My question now is: could there be an issue in the way MEGNO is implemented in IAS15?

What are the units of the x axis?

Years, I've integrated backwards for 10^7 orbits of the outer planet.

Thanks. Hm. I'm not sure what's going on. It could be that the variable timestep leads to the discrepancy. If so, I'm not sure if this is a bug or maybe expected behaviour. In any case you could try out if it makes a difference if you set the IAS15 timestep to some reasonable value (maybe the same as WHFast) and turn off adaptive timesteps. Set sim.ri_ias15.epsilon = 0

Sure, I'll try. I'll get back to you tomorrow, thanks again!

I have tried using IAS15 with the same timestep as WHFast. The run hasn't completed since it exceeded the computation time I had available, but it's gone far enough to notice the same behaviour as shown previously, so I'd say that it shouldn't be due to the adaptive timestep.

Thanks. I'll see if I can reproduce the issue.

Here's a short notebook integrating a regular system with both IAS15 and WHFast. MEGNO is going towards 2 in both cases as expected. I'm not sure what could be different in your case. You'd need to post a similar short example that reproduces the issue if you want me to further investigate.

Thank you for the reply. I have looked at your plot and you're right, these seem to be converging to 2. The issue though is that you have integrated for ~10^5 orbits, and on that scale even my values are around 2 for both IAS and WHFast. You start seeing the wierd behaviour after at least 10^6 orbits for both systems I've looked at. I'll try to integrate the system in your notebook for longer and see what happens, otherwise I'll try to give you a simpler working example.

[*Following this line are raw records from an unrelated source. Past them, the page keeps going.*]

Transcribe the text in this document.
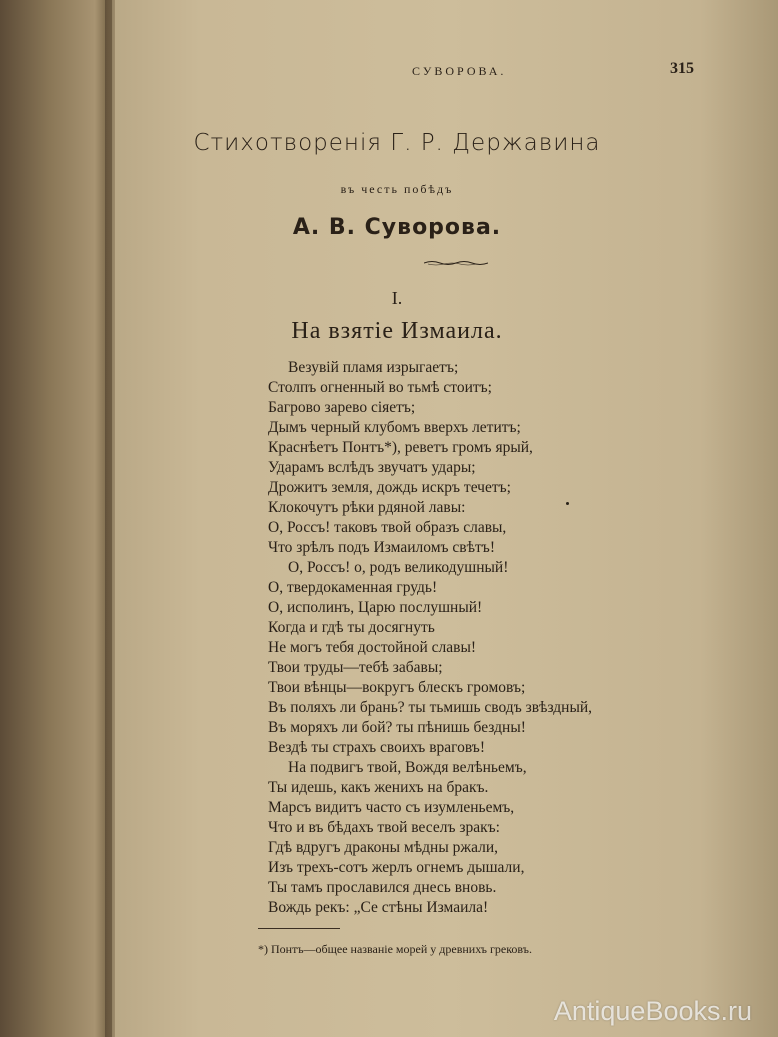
СУВОРОВА.	315
Стихотворенія Г. Р. Державина
въ честь побѣдъ
А. В. Суворова.
I.
На взятіе Измаила.
Везувій пламя изрыгаетъ;
Столпъ огненный во тьмѣ стоитъ;
Багрово зарево сіяетъ;
Дымъ черный клубомъ вверхъ летитъ;
Краснѣетъ Понтъ*), реветъ громъ ярый,
Ударамъ вслѣдъ звучатъ удары;
Дрожитъ земля, дождь искръ течетъ;
Клокочутъ рѣки рдяной лавы:
О, Россъ! таковъ твой образъ славы,
Что зрѣлъ подъ Измаиломъ свѣтъ!
О, Россъ! о, родъ великодушный!
О, твердокаменная грудь!
О, исполинъ, Царю послушный!
Когда и гдѣ ты досягнуть
Не могъ тебя достойной славы!
Твои труды—тебѣ забавы;
Твои вѣнцы—вокругъ блескъ громовъ;
Въ поляхъ ли брань? ты тьмишь сводъ звѣздный,
Въ моряхъ ли бой? ты пѣнишь бездны!
Вездѣ ты страхъ своихъ враговъ!
На подвигъ твой, Вождя велѣньемъ,
Ты идешь, какъ женихъ на бракъ.
Марсъ видитъ часто съ изумленьемъ,
Что и въ бѣдахъ твой веселъ зракъ:
Гдѣ вдругъ драконы мѣдны ржали,
Изъ трехъ-сотъ жерлъ огнемъ дышали,
Ты тамъ прославился днесь вновь.
Вождь рекъ: „Се стѣны Измаила!
*) Понтъ—общее названіе морей у древнихъ грековъ.
AntiqueBooks.ru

Hi, sorry for not replying for long.
To check that the results I have are independent of my code (which is a bit more convoluted than something as in you notebook) I have copied the initial conditions of a run in this way:

import rebound
import numpy as np

sim = rebound.Simulation()
sim.units = ('AU', 'MEarth', 'yr')
init_conf = np.loadtxt('init.txt')
sim.add(m = init_conf[0,0], x = init_conf[0,1], y = init_conf[0,2], z = init_conf[0,3], vx = init_conf[0,4], vy = init_conf[0,5], vz = init_conf[0,6])
sim.add(m = init_conf[1,0], x = init_conf[1,1], y = init_conf[1,2], z = init_conf[1,3], vx = init_conf[1,4], vy = init_conf[1,5], vz = init_conf[1,6])
sim.add(m = init_conf[2,0], x = init_conf[2,1], y = init_conf[2,2], z = init_conf[2,3], vx = init_conf[2,4], vy = init_conf[2,5], vz = init_conf[2,6])

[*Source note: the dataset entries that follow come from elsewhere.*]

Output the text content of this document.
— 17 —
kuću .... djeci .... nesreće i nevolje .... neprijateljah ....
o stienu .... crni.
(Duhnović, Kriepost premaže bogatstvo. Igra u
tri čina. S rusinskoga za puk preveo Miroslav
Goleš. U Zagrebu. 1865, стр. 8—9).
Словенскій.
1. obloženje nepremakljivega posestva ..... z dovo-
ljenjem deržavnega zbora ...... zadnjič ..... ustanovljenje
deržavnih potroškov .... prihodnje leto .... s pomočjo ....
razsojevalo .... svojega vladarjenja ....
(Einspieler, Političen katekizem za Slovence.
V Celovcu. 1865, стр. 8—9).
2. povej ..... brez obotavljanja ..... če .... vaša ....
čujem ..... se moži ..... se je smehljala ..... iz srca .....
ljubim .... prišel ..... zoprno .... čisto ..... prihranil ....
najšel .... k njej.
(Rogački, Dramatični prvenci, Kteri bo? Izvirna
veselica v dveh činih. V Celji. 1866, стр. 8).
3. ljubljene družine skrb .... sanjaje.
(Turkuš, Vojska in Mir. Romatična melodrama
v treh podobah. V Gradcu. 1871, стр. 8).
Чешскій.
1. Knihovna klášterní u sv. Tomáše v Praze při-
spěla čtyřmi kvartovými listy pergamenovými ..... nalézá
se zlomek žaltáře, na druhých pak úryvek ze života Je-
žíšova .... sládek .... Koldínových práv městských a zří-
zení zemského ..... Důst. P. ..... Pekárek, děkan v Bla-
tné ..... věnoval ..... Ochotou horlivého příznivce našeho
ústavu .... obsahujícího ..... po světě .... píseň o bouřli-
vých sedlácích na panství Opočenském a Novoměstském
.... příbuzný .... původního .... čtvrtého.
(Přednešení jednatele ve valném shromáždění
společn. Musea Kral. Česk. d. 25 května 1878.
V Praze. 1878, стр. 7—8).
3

sim.dt = -sim.particles[1].P/720
sim.init_megno()
times = np.linspace(0,-690000,1000)
megno = np.zeros(len(times))
for i, t in enumerate(times):
    sim.integrate(t)
    megno[i] = sim.megno()

res = np.array([times,megno])
np.savetxt(f'./ias.txt', res.T)

and same with WHFast
The initial conditions are in
init.txt

Would you say that replicating the initial conditions like this is enough for the simulation to be independent of the original one? And in that case, can you run this code and check?

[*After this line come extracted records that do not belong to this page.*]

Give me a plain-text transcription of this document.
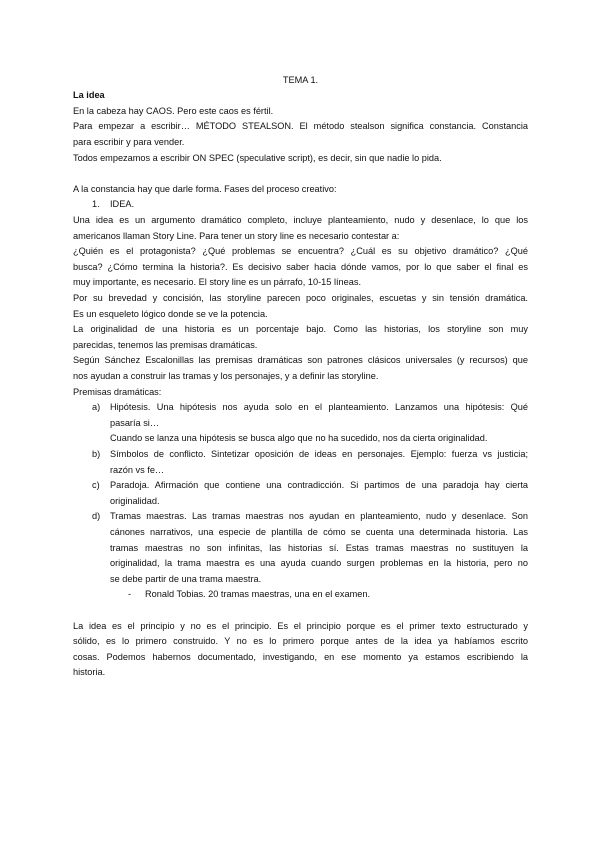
TEMA 1.
La idea
En la cabeza hay CAOS. Pero este caos es fértil.
Para empezar a escribir… MÉTODO STEALSON. El método stealson significa constancia. Constancia
para escribir y para vender.
Todos empezamos a escribir ON SPEC (speculative script), es decir, sin que nadie lo pida.
A la constancia hay que darle forma. Fases del proceso creativo:
1. IDEA.
Una idea es un argumento dramático completo, incluye planteamiento, nudo y desenlace, lo que los
americanos llaman Story Line. Para tener un story line es necesario contestar a:
¿Quién es el protagonista? ¿Qué problemas se encuentra? ¿Cuál es su objetivo dramático? ¿Qué
busca? ¿Cómo termina la historia?. Es decisivo saber hacia dónde vamos, por lo que saber el final es
muy importante, es necesario. El story line es un párrafo, 10-15 líneas.
Por su brevedad y concisión, las storyline parecen poco originales, escuetas y sin tensión dramática.
Es un esqueleto lógico donde se ve la potencia.
La originalidad de una historia es un porcentaje bajo. Como las historias, los storyline son muy
parecidas, tenemos las premisas dramáticas.
Según Sánchez Escalonillas las premisas dramáticas son patrones clásicos universales (y recursos) que
nos ayudan a construir las tramas y los personajes, y a definir las storyline.
Premisas dramáticas:
a) Hipótesis. Una hipótesis nos ayuda solo en el planteamiento. Lanzamos una hipótesis: Qué
pasaría si…
Cuando se lanza una hipótesis se busca algo que no ha sucedido, nos da cierta originalidad.
b) Símbolos de conflicto. Sintetizar oposición de ideas en personajes. Ejemplo: fuerza vs justicia;
razón vs fe…
c) Paradoja. Afirmación que contiene una contradicción. Si partimos de una paradoja hay cierta
originalidad.
d) Tramas maestras. Las tramas maestras nos ayudan en planteamiento, nudo y desenlace. Son
cánones narrativos, una especie de plantilla de cómo se cuenta una determinada historia. Las
tramas maestras no son infinitas, las historias sí. Estas tramas maestras no sustituyen la
originalidad, la trama maestra es una ayuda cuando surgen problemas en la historia, pero no
se debe partir de una trama maestra.
- Ronald Tobias. 20 tramas maestras, una en el examen.
La idea es el principio y no es el principio. Es el principio porque es el primer texto estructurado y
sólido, es lo primero construido. Y no es lo primero porque antes de la idea ya habíamos escrito
cosas. Podemos habernos documentado, investigando, en ese momento ya estamos escribiendo la
historia.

Thanks for the code. However, this simulation integrates to almost 1e8 orbits (and takes about 8 hours to run). This is too long, both for debugging any potential issues, and for interpreting MEGNO.

My conclusion remains the same. I don't think there is any bug. WHFast uses a symplectic tangent map which is probably better at the long term integration of variational equations used within MEGNO (in terms of numerical errorS). However, the main issue here is the long integration time. This is not what a fast chaos indicator like MEGNO was designed to do. I'd advise to clarify what important timescales are present in your problem (orbital period, resonant, secular, Lyapunov, ..). Instead of using a fast chaos indicator, you might also just want to run an ensemble of simulations and analyze the statistical differences after long integrations. This is what people typically do for this kind of simulation. See e.g. https://arxiv.org/abs/2303.05567

Thank you very much for your answer and for the reference!